- 築地書館
- 19×13cm、264ページ
- ISBN 978-4806715054
- 価格 2,916円
有名大書店の地質学書コーナーの片隅に置かれていたため目に付かず、評者は発行以後10か月以上気づかなかった。同店店員さんも、本書が天文学者が書いた本だとはよく知らなかったのだろう。科学ライターを生業とするが、かつては知る人ぞ知るあのジョドレルバンク電波天文台の台員で、ロンドン大学宇宙化学研究所所属の天文学者。王立天文学会会員である。小惑星4036に命名されているあのホワイトハウスさんだ。ちなみに、小惑星9866は…。
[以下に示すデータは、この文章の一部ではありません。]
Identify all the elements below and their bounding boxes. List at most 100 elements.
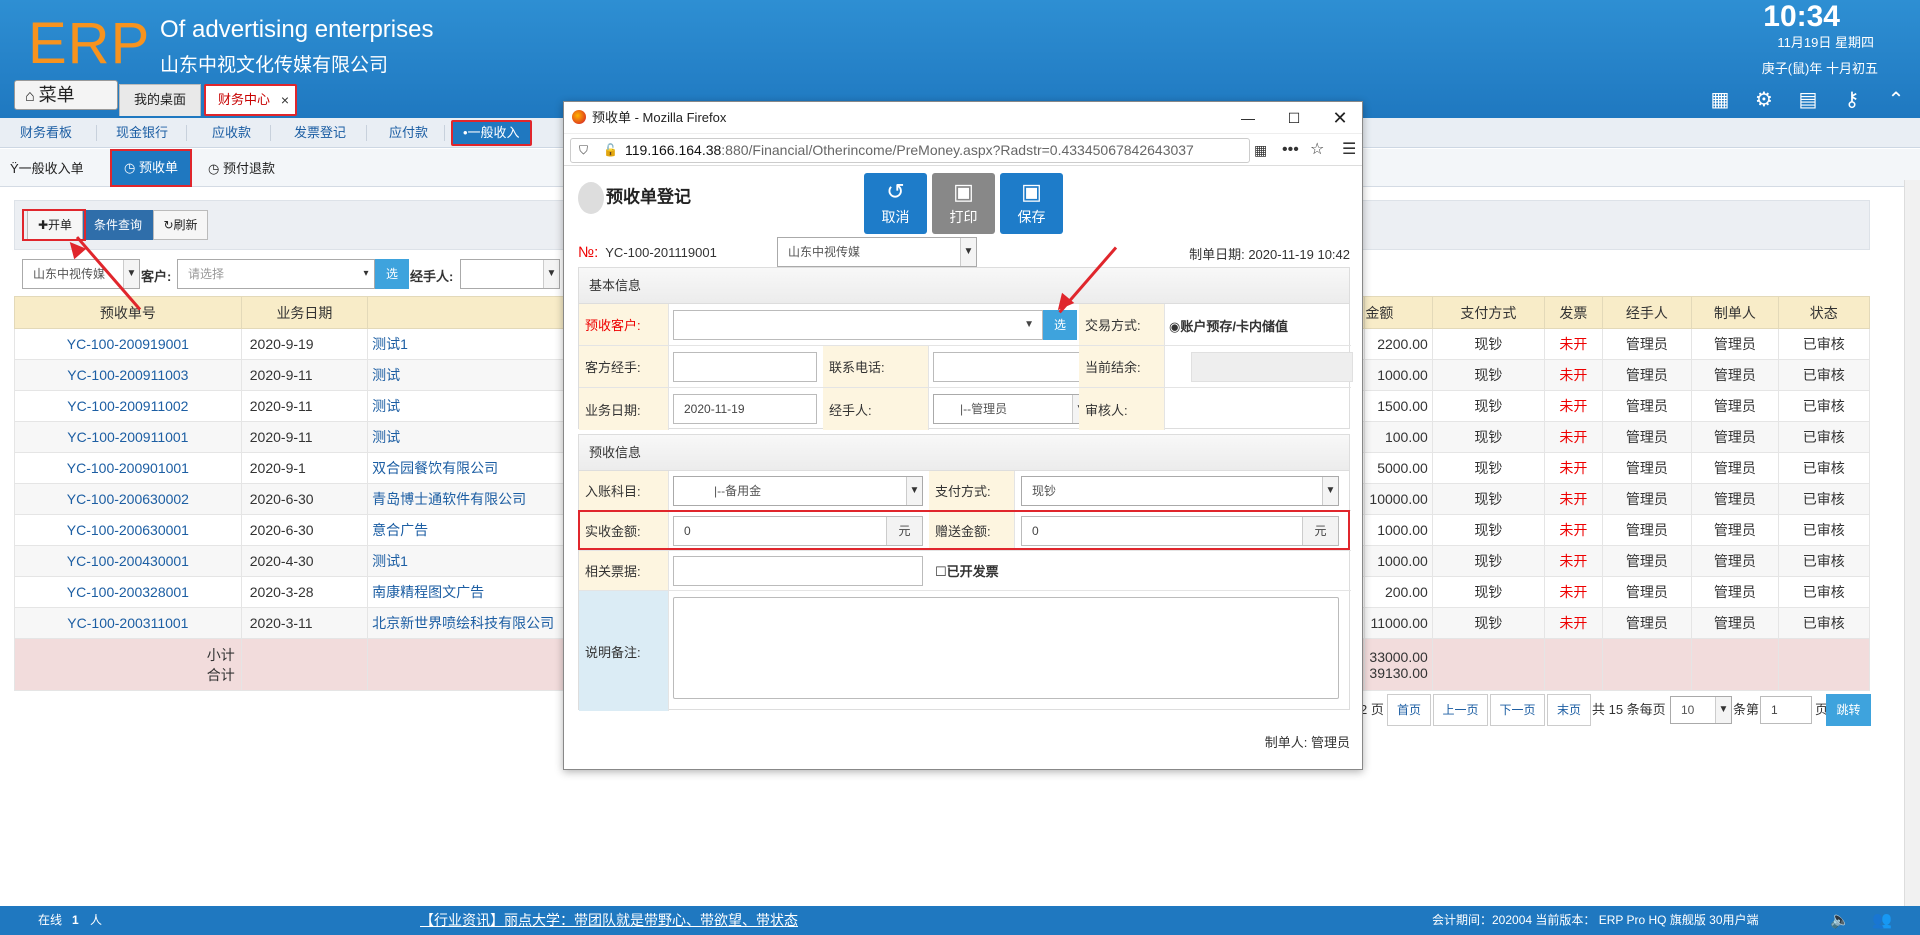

昔は、天文学と地質学は天と地の差を隔てていた。月のクレーター成因説で、かたや火山爆発説、こなた隕石衝突説と分かれていたように、天文学者が地質に、地質学者が天文に手を出し始めると、体力が欠かせない観測と巡検ができなくなったから、と言われ老い先が短い、つまりもうすぐお亡くなりになる一歩手前と言われたものだ。でも1969年のアポロ11号で事態は大きく転換した。系外惑星の時代となって、それらや太陽系惑星の理解に地質学的見方は必須となり、おかげで評者は本書を目を皿のようにして読み、最新研究のすばらしさを味わうことができた。特に、太陽が最後には直径1億6800万kmまで膨張した後、白色矮星に縮む時、地球は藻屑となって矮星表面にばらまかれ、お仕舞いというシナリオが明確に書かれた本は、本書が初めてだろうと確信する。お勧めです。